O Tribunal de Justiça do Amazonas (TJAM) condenou o prefeito afastado de Coari, a 363 km deManaus, Adail Pinheiro, a 11 anos e 10 meses de prisão em regime fechado, nesta terça-feira (18). Ele estava sendo acusado de favorecimento à prostituição, além de improbidade administrativa. Adail está preso em Manaus suspeito de integrar uma rede de exploração sexual de menores no Amazonas. A decisão cabe recurso.

A ação de pedofilia, julgada nesta terça-feira, é resultado de uma denúncia feita pelo Ministério Público em 2009, após investigação feita pela Polícia Federal (PF). O julgamento foi realizado a portas fechadas.

Além de Adail, também foram condenados na ação o ex-secretário de administração de Coari, Adriano Teixeira Salan e a ex-servidora da Prefeitura, Maria Lândia Rodrigues dos Santos, além de Osglébio Fernandes Gama e Eudes Souza Azevedo. Salan foi condenado a 10 anos e 5 anos. Lândia recebeu 11 anos. Osglébio e Eudes pegaram 13 anos e 6 meses de detenção. As condenações dos réus ocorreram por unanimidade.

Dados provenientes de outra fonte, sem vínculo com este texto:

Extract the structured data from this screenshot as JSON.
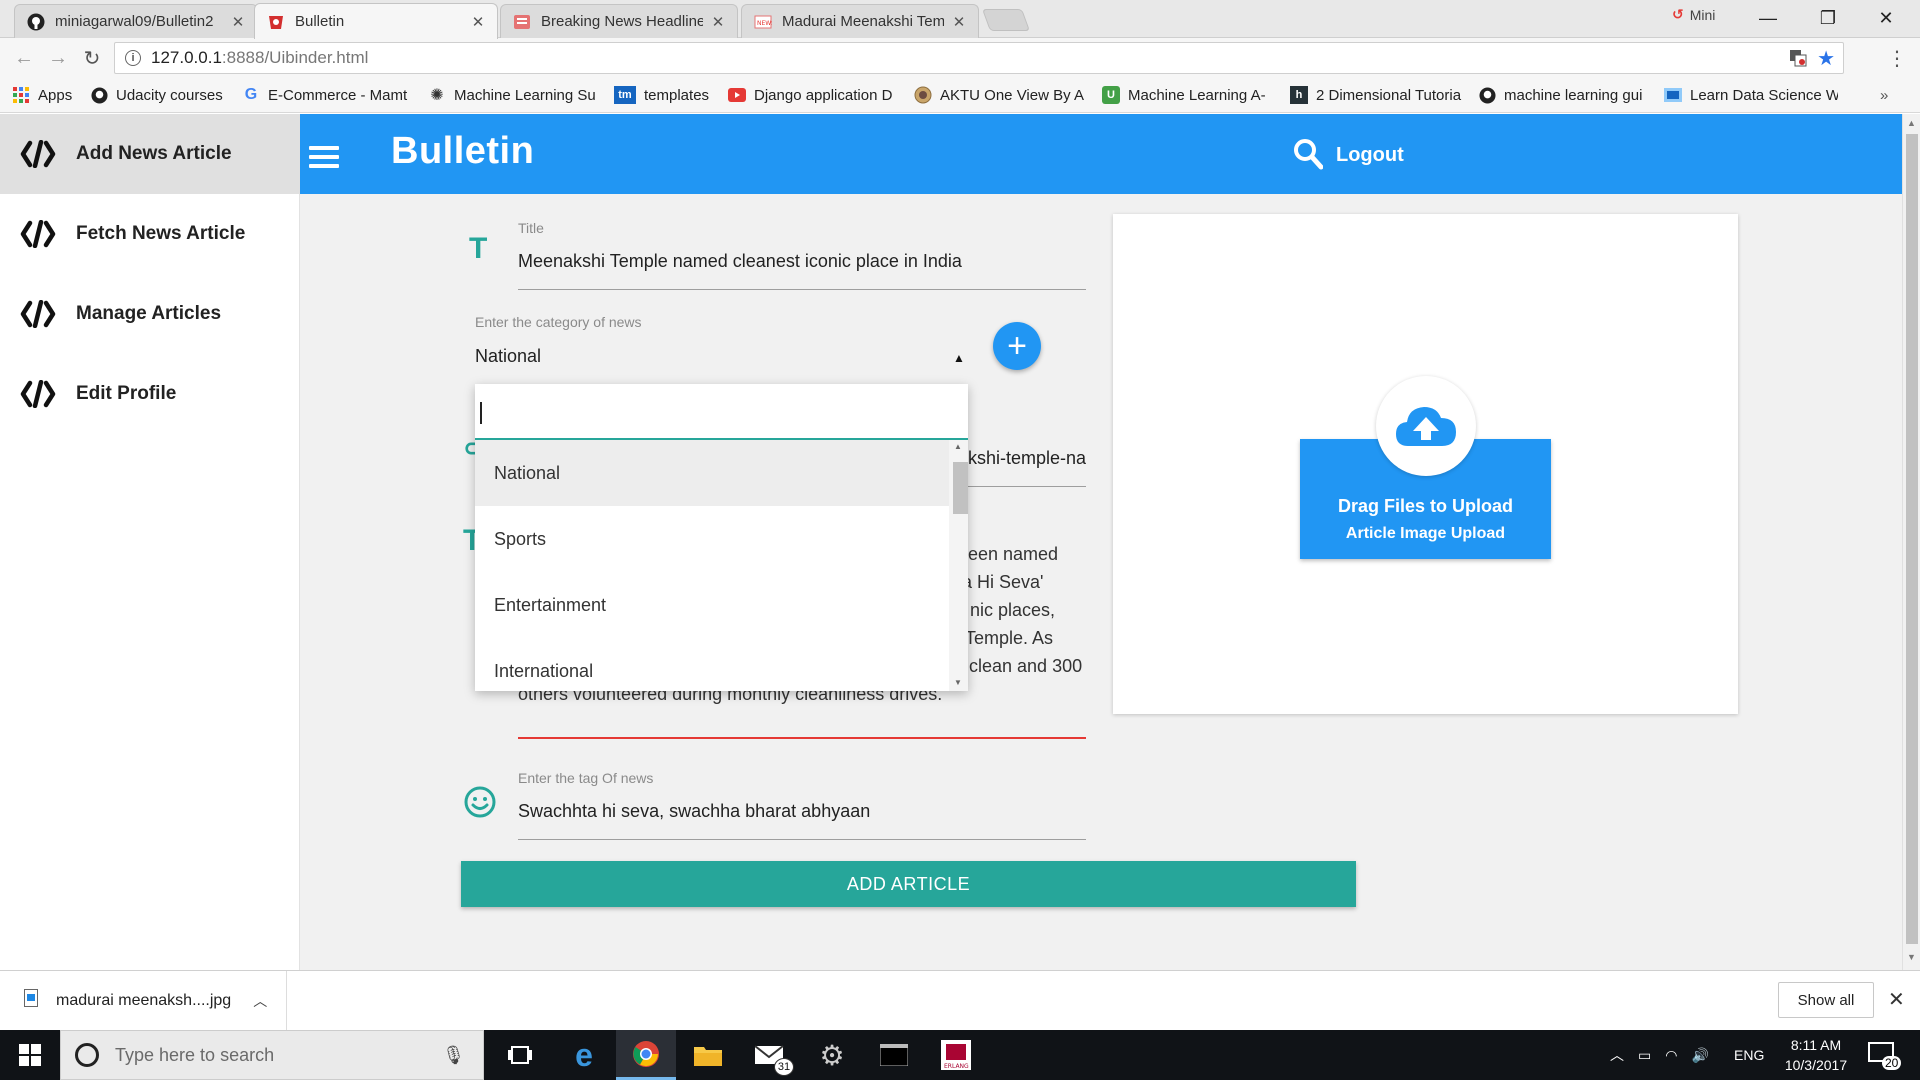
{
  "browser": {
    "tabs": [
      {
        "title": "miniagarwal09/Bulletin2",
        "icon": "github-icon"
      },
      {
        "title": "Bulletin",
        "icon": "bulletin-favicon"
      },
      {
        "title": "Breaking News Headlines",
        "icon": "news-favicon"
      },
      {
        "title": "Madurai Meenakshi Temple",
        "icon": "news-favicon"
      }
    ],
    "profile_name": "Mini",
    "url_host": "127.0.0.1",
    "url_rest": ":8888/Uibinder.html",
    "bookmarks": [
      {
        "label": "Apps",
        "icon": "apps-icon"
      },
      {
        "label": "Udacity courses",
        "icon": "github-icon"
      },
      {
        "label": "E-Commerce - Mamt",
        "icon": "google-icon"
      },
      {
        "label": "Machine Learning Su",
        "icon": "atom-icon"
      },
      {
        "label": "templates",
        "icon": "tm-icon"
      },
      {
        "label": "Django application D",
        "icon": "youtube-icon"
      },
      {
        "label": "AKTU One View By Al",
        "icon": "seal-icon"
      },
      {
        "label": "Machine Learning A-",
        "icon": "udemy-icon"
      },
      {
        "label": "2 Dimensional Tutoria",
        "icon": "h-icon"
      },
      {
        "label": "machine learning gui",
        "icon": "github-icon"
      },
      {
        "label": "Learn Data Science W",
        "icon": "datascience-icon"
      }
    ]
  },
  "sidebar": {
    "items": [
      {
        "label": "Add News Article"
      },
      {
        "label": "Fetch News Article"
      },
      {
        "label": "Manage Articles"
      },
      {
        "label": "Edit Profile"
      }
    ]
  },
  "appbar": {
    "brand": "Bulletin",
    "logout": "Logout"
  },
  "form": {
    "title_label": "Title",
    "title_value": "Meenakshi Temple named cleanest iconic place in India",
    "category_label": "Enter the category of news",
    "category_value": "National",
    "url_partial": "kshi-temple-na",
    "content_lines": [
      "een named",
      "a Hi Seva'",
      "nic places,",
      "Temple. As",
      "clean and 300",
      "others volunteered during monthly cleanliness drives."
    ],
    "tag_label": "Enter the tag Of news",
    "tag_value": "Swachhta hi seva, swachha bharat abhyaan",
    "submit_label": "ADD ARTICLE"
  },
  "dropdown": {
    "options": [
      "National",
      "Sports",
      "Entertainment",
      "International"
    ],
    "selected": "National"
  },
  "upload": {
    "title": "Drag Files to Upload",
    "subtitle": "Article Image Upload"
  },
  "downloads": {
    "file": "madurai meenaksh....jpg",
    "show_all": "Show all"
  },
  "taskbar": {
    "search_placeholder": "Type here to search",
    "mail_badge": "31",
    "language": "ENG",
    "time": "8:11 AM",
    "date": "10/3/2017",
    "notification_count": "20"
  }
}
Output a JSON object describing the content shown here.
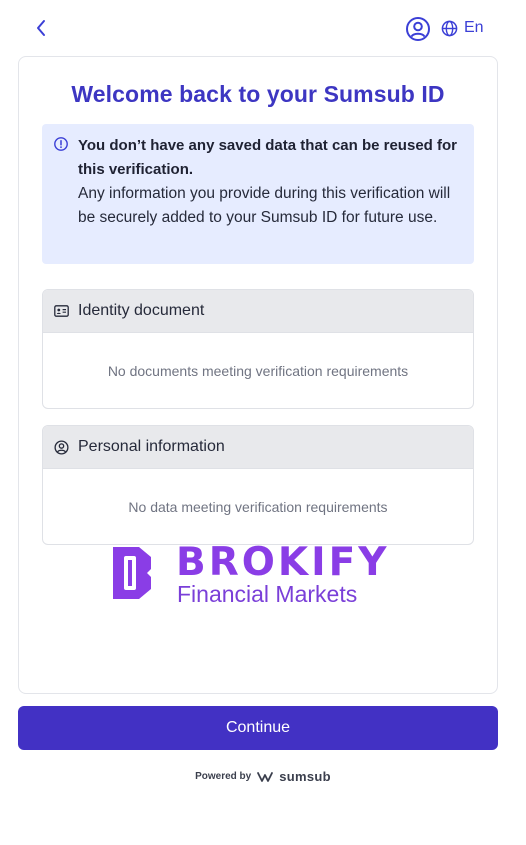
{
  "header": {
    "back_icon": "chevron-left-icon",
    "profile_icon": "user-circle-icon",
    "language_icon": "globe-icon",
    "language": "En",
    "accent_color": "#3b3fd6"
  },
  "card": {
    "title": "Welcome back to your Sumsub ID",
    "notice": {
      "icon": "info-icon",
      "title": "You don’t have any saved data that can be reused for this verification.",
      "body": "Any information you provide during this verification will be securely added to your Sumsub ID for future use.",
      "background": "#e6ecff"
    },
    "sections": [
      {
        "icon": "id-card-icon",
        "title": "Identity document",
        "empty_text": "No documents meeting verification requirements"
      },
      {
        "icon": "user-circle-icon",
        "title": "Personal information",
        "empty_text": "No data meeting verification requirements"
      }
    ],
    "logo": {
      "word": "BROKIFY",
      "subtitle": "Financial Markets",
      "color": "#8a3de6"
    }
  },
  "footer": {
    "continue_label": "Continue",
    "button_color": "#4231c4",
    "powered_by": "Powered by",
    "brand": "sumsub"
  }
}
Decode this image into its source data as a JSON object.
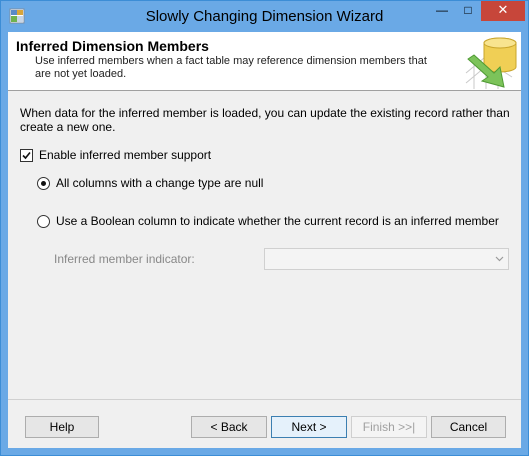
{
  "window": {
    "title": "Slowly Changing Dimension Wizard",
    "controls": {
      "minimize": "—",
      "maximize": "□",
      "close": "✕"
    },
    "accent_color": "#6aa9e6",
    "close_color": "#c7463a"
  },
  "header": {
    "title": "Inferred Dimension Members",
    "description": "Use inferred members when a fact table may reference dimension members that are not yet loaded."
  },
  "body": {
    "intro": "When data for the inferred member is loaded, you can update the existing record rather than create a new one.",
    "enable_checkbox": {
      "label": "Enable inferred member support",
      "checked": true
    },
    "radio_options": [
      {
        "label": "All columns with a change type are null",
        "selected": true
      },
      {
        "label": "Use a Boolean column to indicate whether the current record is an inferred member",
        "selected": false
      }
    ],
    "indicator": {
      "label": "Inferred member indicator:",
      "value": ""
    }
  },
  "footer": {
    "help_label": "Help",
    "back_label": "< Back",
    "next_label": "Next >",
    "finish_label": "Finish >>|",
    "cancel_label": "Cancel"
  }
}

Outro processo julgado foi referente a uma ação de improbidade administrativa de 2012, que investigava a contratação irregular de funcionários da Prefeitura. Adail foi condenado, pelo relator desembargador João Mauro Bessa, a um ano e 2 meses. A pena foi revertida à prestação de serviços comunitários.

A Justiça também analisou pedido de intervenção de Coari, solicitado pelo Ministério Público do Estado (MPE). O pleno votou que o município de Coari não deve sofrer intervenção. A ação afirmava que Adail teria nomeado conselheiros tutelares sem eleições diretas. A Justiça alegou que procuradores do Município comprovaram que as irregularidades foram solucionadas.

O relator do caso, desembargador Rafael Romano, afirmou que a defesa chegou a entrar com pedido de adiamento do julgamento, alegando que não haviam sido avisados no prazo de 48 horas. No entanto, a solicitação foi indeferida pela Corte. Segundo o TJAM, no dia 27 de outubro, a presidente TJAM, desembargadora Graça Figueiredo, emitiu certidão no site do tribunal informando que o processo seria julgado nas próximas sessões do Tribunal.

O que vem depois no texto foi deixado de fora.